Mark Nepo’s Seven Thousand Ways to Listen (Free Press 2012) is an amazing compendium of vignettes on living through listening. It provides reflections upon adult evolution through various kinds of listening, whether from his own experiences or stories from others. Snapshots of insightful prose are followed by various prompts for mediation, journal writing, and discussion, if you wish to practice with it or expand what’s explored into your own life.
While this book cannot be summed up, Nepo writes on p. 134, “While the soul’s calling helps us discovery our life’s work, the call of the soul is a continual call to aliveness.” One can see this phrase as a call to move forward. Of course, it also taps into the general theme of the book, listening, to be listening for this “aliveness.” The listening leads to the “continual call” to entering into listening rather than plans.

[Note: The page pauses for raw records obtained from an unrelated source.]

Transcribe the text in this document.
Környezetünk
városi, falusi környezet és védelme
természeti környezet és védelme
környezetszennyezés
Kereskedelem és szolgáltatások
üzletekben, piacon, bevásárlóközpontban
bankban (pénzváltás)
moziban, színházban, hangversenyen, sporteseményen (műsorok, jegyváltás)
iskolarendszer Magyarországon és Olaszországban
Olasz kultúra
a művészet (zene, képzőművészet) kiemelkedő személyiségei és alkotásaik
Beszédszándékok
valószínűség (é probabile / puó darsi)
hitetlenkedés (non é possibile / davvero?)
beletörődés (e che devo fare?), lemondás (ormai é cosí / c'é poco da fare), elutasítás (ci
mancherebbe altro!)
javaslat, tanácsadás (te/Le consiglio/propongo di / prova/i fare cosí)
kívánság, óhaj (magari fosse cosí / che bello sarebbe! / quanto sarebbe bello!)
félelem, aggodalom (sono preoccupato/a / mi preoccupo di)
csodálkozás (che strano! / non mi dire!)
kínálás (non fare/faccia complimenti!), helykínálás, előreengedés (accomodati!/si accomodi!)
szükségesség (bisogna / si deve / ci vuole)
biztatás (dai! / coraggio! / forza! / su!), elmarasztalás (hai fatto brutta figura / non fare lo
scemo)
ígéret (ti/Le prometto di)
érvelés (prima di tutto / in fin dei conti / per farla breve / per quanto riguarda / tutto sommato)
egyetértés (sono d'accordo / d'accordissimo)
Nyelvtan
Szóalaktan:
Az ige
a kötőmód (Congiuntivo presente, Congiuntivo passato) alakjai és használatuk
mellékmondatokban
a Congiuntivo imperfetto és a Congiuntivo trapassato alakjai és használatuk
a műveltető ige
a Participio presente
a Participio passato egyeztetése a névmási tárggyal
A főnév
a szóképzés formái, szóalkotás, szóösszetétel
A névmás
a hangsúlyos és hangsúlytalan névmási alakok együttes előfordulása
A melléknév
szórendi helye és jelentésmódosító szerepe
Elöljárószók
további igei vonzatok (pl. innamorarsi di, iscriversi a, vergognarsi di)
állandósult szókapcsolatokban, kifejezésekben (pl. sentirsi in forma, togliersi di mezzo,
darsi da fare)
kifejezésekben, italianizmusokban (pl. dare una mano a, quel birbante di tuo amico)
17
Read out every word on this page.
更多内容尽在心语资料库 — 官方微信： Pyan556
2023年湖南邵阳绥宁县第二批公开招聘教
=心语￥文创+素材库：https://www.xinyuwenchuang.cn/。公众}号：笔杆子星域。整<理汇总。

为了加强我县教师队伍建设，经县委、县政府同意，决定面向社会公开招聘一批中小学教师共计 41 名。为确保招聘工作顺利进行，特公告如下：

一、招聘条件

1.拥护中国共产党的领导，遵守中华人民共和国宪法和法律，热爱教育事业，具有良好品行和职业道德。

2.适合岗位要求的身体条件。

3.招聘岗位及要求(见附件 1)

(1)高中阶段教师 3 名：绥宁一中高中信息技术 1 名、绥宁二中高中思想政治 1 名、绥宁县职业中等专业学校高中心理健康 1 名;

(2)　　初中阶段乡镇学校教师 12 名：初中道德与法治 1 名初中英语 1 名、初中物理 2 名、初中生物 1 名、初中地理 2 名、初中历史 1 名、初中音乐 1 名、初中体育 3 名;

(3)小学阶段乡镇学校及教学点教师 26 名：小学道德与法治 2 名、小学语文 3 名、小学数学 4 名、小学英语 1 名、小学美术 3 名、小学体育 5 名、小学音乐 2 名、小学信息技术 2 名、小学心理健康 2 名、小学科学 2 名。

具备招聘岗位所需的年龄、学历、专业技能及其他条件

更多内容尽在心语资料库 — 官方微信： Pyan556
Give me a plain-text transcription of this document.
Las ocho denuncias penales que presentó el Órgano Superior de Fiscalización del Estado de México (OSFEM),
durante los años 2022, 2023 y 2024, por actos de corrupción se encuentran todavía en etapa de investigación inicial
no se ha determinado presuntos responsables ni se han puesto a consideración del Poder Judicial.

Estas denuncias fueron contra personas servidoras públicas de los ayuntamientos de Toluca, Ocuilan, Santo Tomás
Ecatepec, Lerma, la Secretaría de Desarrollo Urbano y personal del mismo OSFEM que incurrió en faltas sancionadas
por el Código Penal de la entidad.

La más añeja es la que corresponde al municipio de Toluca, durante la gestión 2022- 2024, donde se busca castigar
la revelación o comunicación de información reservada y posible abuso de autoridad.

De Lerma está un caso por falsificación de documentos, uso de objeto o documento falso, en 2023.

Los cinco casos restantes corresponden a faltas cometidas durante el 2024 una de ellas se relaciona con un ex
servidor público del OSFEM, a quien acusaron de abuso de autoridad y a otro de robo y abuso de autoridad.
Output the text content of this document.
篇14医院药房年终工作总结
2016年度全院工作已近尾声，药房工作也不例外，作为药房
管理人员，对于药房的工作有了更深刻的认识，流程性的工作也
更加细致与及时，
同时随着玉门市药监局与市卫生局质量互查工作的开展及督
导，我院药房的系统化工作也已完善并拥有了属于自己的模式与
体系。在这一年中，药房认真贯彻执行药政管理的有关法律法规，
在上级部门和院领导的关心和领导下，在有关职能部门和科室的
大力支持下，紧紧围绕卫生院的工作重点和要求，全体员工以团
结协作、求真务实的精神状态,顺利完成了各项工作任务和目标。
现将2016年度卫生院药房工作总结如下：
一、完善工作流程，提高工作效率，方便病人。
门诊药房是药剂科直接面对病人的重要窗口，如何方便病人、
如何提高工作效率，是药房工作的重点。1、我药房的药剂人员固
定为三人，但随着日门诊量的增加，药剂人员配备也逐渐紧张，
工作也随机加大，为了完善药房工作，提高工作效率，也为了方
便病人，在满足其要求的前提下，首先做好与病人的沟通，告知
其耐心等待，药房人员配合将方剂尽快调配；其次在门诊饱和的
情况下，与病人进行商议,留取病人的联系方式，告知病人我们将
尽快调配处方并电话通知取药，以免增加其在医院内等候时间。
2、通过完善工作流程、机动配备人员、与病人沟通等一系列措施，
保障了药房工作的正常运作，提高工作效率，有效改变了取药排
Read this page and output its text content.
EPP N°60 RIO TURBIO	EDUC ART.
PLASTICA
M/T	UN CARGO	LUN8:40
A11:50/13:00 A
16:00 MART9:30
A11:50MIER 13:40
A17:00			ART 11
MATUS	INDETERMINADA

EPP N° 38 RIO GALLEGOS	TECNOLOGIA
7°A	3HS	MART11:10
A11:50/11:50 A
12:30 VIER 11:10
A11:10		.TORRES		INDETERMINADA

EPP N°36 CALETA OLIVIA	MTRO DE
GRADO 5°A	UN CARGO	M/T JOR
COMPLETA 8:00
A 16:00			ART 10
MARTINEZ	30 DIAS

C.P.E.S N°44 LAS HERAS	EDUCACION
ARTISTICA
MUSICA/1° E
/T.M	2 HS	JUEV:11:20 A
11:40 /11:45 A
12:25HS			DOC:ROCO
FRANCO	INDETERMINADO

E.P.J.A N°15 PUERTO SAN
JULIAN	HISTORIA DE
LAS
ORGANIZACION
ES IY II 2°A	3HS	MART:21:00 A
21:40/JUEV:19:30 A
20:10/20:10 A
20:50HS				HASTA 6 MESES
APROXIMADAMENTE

Nepo also wrote this book later in life and after several books and real world success. So, the above quote can be viewed as well through the lens of transition, from getting to where you want to be into a next stage. In fact, he directly addresses this topic in the middle of his book. This second stage of life after ‘striving’ also is covered well in the more analytical, essay-formatted book by social economist Arthur C. Brooks, called From Strength to Strength: Finding Success, Happiness, and Deep Purpose in the Second Half of Life (Portfolio 2022), which I am finishing too and highly recommend.
Digression aside, I am in the midst of reading Nepo on listening. It is my third book by him. His listening book proceeds as very short vignettes, in sections of 1-4 pages or so, followed by prompts for practice. So, it can sipped and savored, used and shared.
It also made me notice a tendency to wish to “finish” a “book.” But why? Much of what he discusses cannot really be finished, like the Nepo quote above, but rather is for refreshment and practice. Further, there is so much here I can easily see me rereading it in 2023 – after I finish it – which hasn’t happened yet.
I think it was late 2020 when I read Mark Nepo’s also amazing The Endless Practice (2014), which features more detailed essays. Seven Thousand Ways to Listen (Free Press 2012) is more like a day book of gems. It offers equal emphasis on prose reflections as prompts for a reader’s use. Highly recommended for inspiration and exploration.